Cuando nos encontramos en la sala de espera de la estación, llevaba sin verlo desde la última boda de alguno de nuestros amigos de la universidad, hacía ya más de diez años. Él iba a coger el AVE de Barcelona y no llevaba equipaje, solo un maletín sobre el que apoyaba un ordenador abierto. Al acercarme, levantó la vista de la pantalla y creí percibir en su mirada una sofocada expresión de fastidio. Sin embargo, al reconocerme me obsequió con aquella sonrisa característica suya que, mediante un fruncimiento de los labios, conseguía transmitir una mezcla de calidez y alegría. Vestía traje y corbata, que lo hacían parecer más delgado de lo que lo recordaba, pero seguía siendo la misma persona confiada y expansiva de siempre.
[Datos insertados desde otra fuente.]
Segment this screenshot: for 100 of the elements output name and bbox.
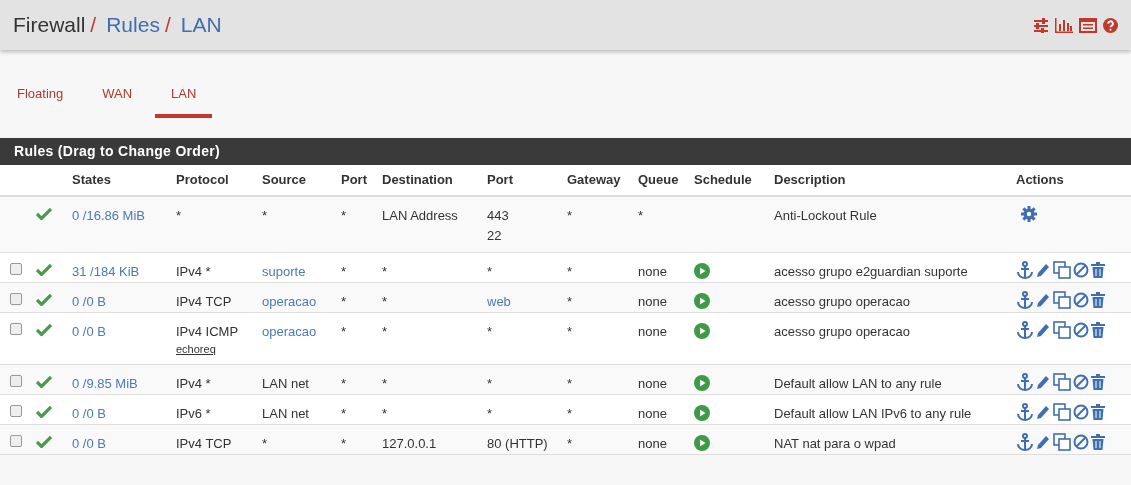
bar-chart-icon[interactable]	[1055, 17, 1073, 33]
port-text: *	[487, 324, 493, 339]
breadcrumb-link[interactable]: LAN	[180, 9, 222, 41]
breadcrumb-separator: /	[164, 12, 171, 39]
anchor-icon[interactable]	[1016, 403, 1034, 421]
states-link[interactable]: 0 /0 B	[72, 324, 106, 339]
anchor-icon[interactable]	[1016, 291, 1034, 309]
list-icon[interactable]	[1079, 17, 1097, 33]
gateway-text: *	[567, 208, 573, 223]
port-text: *	[487, 406, 493, 421]
description-text: acesso grupo operacao	[774, 294, 910, 309]
destination-text: LAN Address	[382, 208, 458, 223]
checkbox[interactable]	[10, 405, 22, 417]
anchor-icon[interactable]	[1016, 261, 1034, 279]
copy-icon[interactable]	[1053, 261, 1071, 279]
copy-icon[interactable]	[1053, 291, 1071, 309]
interface-tab[interactable]: WAN	[86, 84, 149, 118]
trash-icon[interactable]	[1091, 404, 1105, 420]
trash-icon[interactable]	[1091, 322, 1105, 338]
description-text: NAT nat para o wpad	[774, 436, 896, 451]
port-text: 443 22	[487, 208, 509, 243]
states-link[interactable]: 0 /9.85 MiB	[72, 376, 138, 391]
queue-text: none	[638, 294, 667, 309]
sliders-icon[interactable]	[1033, 17, 1049, 33]
column-header: Source	[262, 172, 307, 188]
states-link[interactable]: 0 /16.86 MiB	[72, 208, 145, 223]
port-text: *	[341, 436, 347, 451]
states-link[interactable]: 0 /0 B	[72, 406, 106, 421]
column-header: Schedule	[694, 172, 752, 188]
trash-icon[interactable]	[1091, 262, 1105, 278]
help-icon[interactable]	[1103, 17, 1118, 33]
gateway-text: *	[567, 294, 573, 309]
port-text: *	[487, 376, 493, 391]
column-header: Description	[774, 172, 846, 188]
pencil-icon[interactable]	[1036, 292, 1051, 308]
source-text-link[interactable]: operacao	[262, 324, 317, 339]
protocol-text: IPv4 *	[176, 264, 211, 279]
breadcrumb-link[interactable]: Rules	[106, 9, 160, 41]
destination-text: *	[382, 406, 388, 421]
description-text: Anti-Lockout Rule	[774, 208, 877, 223]
states-link[interactable]: 0 /0 B	[72, 436, 106, 451]
gateway-text: *	[567, 264, 573, 279]
icmp-type-link[interactable]: echoreq	[176, 342, 250, 356]
copy-icon[interactable]	[1053, 433, 1071, 451]
port-text: *	[341, 376, 347, 391]
queue-text: none	[638, 376, 667, 391]
source-text-link[interactable]: operacao	[262, 294, 317, 309]
column-header: Destination	[382, 172, 453, 188]
copy-icon[interactable]	[1053, 373, 1071, 391]
disable-icon[interactable]	[1073, 262, 1089, 278]
disable-icon[interactable]	[1073, 404, 1089, 420]
disable-icon[interactable]	[1073, 322, 1089, 338]
column-header: Protocol	[176, 172, 229, 188]
copy-icon[interactable]	[1053, 403, 1071, 421]
checkbox[interactable]	[10, 293, 22, 305]
destination-text: *	[382, 324, 388, 339]
pencil-icon[interactable]	[1036, 404, 1051, 420]
trash-icon[interactable]	[1091, 434, 1105, 450]
port-text: *	[341, 264, 347, 279]
interface-tab[interactable]: Floating	[1, 84, 80, 118]
source-text: *	[262, 436, 268, 451]
disable-icon[interactable]	[1073, 374, 1089, 390]
states-link[interactable]: 31 /184 KiB	[72, 264, 140, 279]
pencil-icon[interactable]	[1036, 262, 1051, 278]
destination-text: *	[382, 376, 388, 391]
pencil-icon[interactable]	[1036, 322, 1051, 338]
trash-icon[interactable]	[1091, 374, 1105, 390]
disable-icon[interactable]	[1073, 292, 1089, 308]
description-text: acesso grupo operacao	[774, 324, 910, 339]
queue-text: *	[638, 208, 644, 223]
interface-tab[interactable]: LAN	[155, 84, 213, 118]
copy-icon[interactable]	[1053, 321, 1071, 339]
port-text-link[interactable]: web	[487, 294, 511, 309]
destination-text: *	[382, 264, 388, 279]
protocol-text: IPv4 TCP	[176, 436, 232, 451]
column-header: States	[72, 172, 112, 188]
checkbox[interactable]	[10, 263, 22, 275]
disable-icon[interactable]	[1073, 434, 1089, 450]
source-text-link[interactable]: suporte	[262, 264, 306, 279]
description-text: acesso grupo e2guardian suporte	[774, 264, 968, 279]
settings-icon[interactable]	[1021, 206, 1037, 222]
protocol-text: IPv4 *	[176, 376, 211, 391]
anchor-icon[interactable]	[1016, 321, 1034, 339]
checkbox[interactable]	[10, 375, 22, 387]
pencil-icon[interactable]	[1036, 434, 1051, 450]
checkbox[interactable]	[10, 435, 22, 447]
port-text: 80 (HTTP)	[487, 436, 548, 451]
pencil-icon[interactable]	[1036, 374, 1051, 390]
anchor-icon[interactable]	[1016, 373, 1034, 391]
port-text: *	[341, 294, 347, 309]
gateway-text: *	[567, 436, 573, 451]
checkbox[interactable]	[10, 323, 22, 335]
source-text: *	[262, 208, 268, 223]
port-text: *	[341, 324, 347, 339]
panel-title: Rules (Drag to Change Order)	[14, 142, 220, 161]
port-text: *	[341, 406, 347, 421]
protocol-text: IPv4 TCP	[176, 294, 232, 309]
anchor-icon[interactable]	[1016, 433, 1034, 451]
states-link[interactable]: 0 /0 B	[72, 294, 106, 309]
trash-icon[interactable]	[1091, 292, 1105, 308]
Bajó la tapa del ordenador y, sin soltarlo, se levantó, me pasó el brazo libre por el hombro y me dio unos golpecitos en la espalda. Como teníamos tiempo antes de la salida de su tren, decidimos tomar algo en la cafetería. Me explicó que hacía ese mismo trayecto una vez a la semana y que aprovechaba los ratos de espera para repasar las notas de las conferencias que impartía. De vez en cuando consultaba con una mirada rápida el panel de salidas y en varias ocasiones se quedó callado, sacaba el móvil del bolsillo interior de la chaqueta, se metía un auricular en la oreja y se apartaba unos pasos de la barra para escuchar, dando pasitos, lo que alguien le decía. De espaldas me pareció entonces muy viejo, algo hinchado, como si todos los esfuerzos de los años se hubieran acumulado en los hombros. Me pidió disculpas y yo, tras dar un largo trago de cerveza, le pregunté si habíamos llegado ya a alguna etapa del camino, digamos no al final, pero sí a una estación intermedia, pero ya sin vuelta atrás. Él me miró con ojos tan diáfanos como el mármol de las paredes, con la luminosidad artificial de los letreros de llegadas y destinos.
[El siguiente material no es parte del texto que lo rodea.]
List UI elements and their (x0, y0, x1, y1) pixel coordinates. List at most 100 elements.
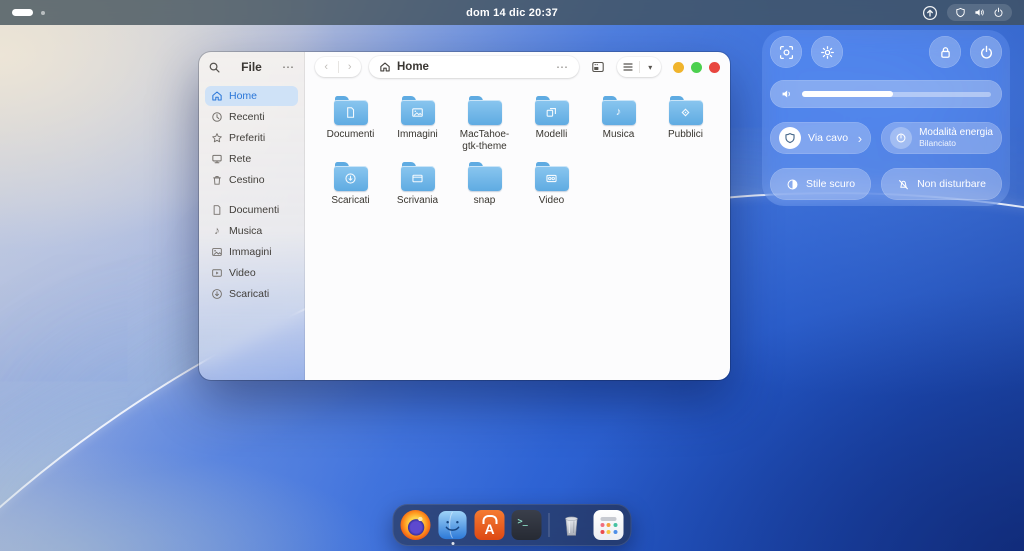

Le toqué con un gesto casi sin esperanza y volví a sentirme muy joven, y pequeño, como solía él hacerme sentir, y también protegido. Él no dio muestras de confusión y dijo que olvidar el punto de partida le consolaba de viajar solo. Yo comprendí que hay trenes que regresan vacíos.
Imagen: Claude Monet (1840-1926). Outside the Gare Saint-Lazare. The Signal, 1877.
Artículo publicado el 23 de abril de 2015 en el periódico La Opinión de Murcia.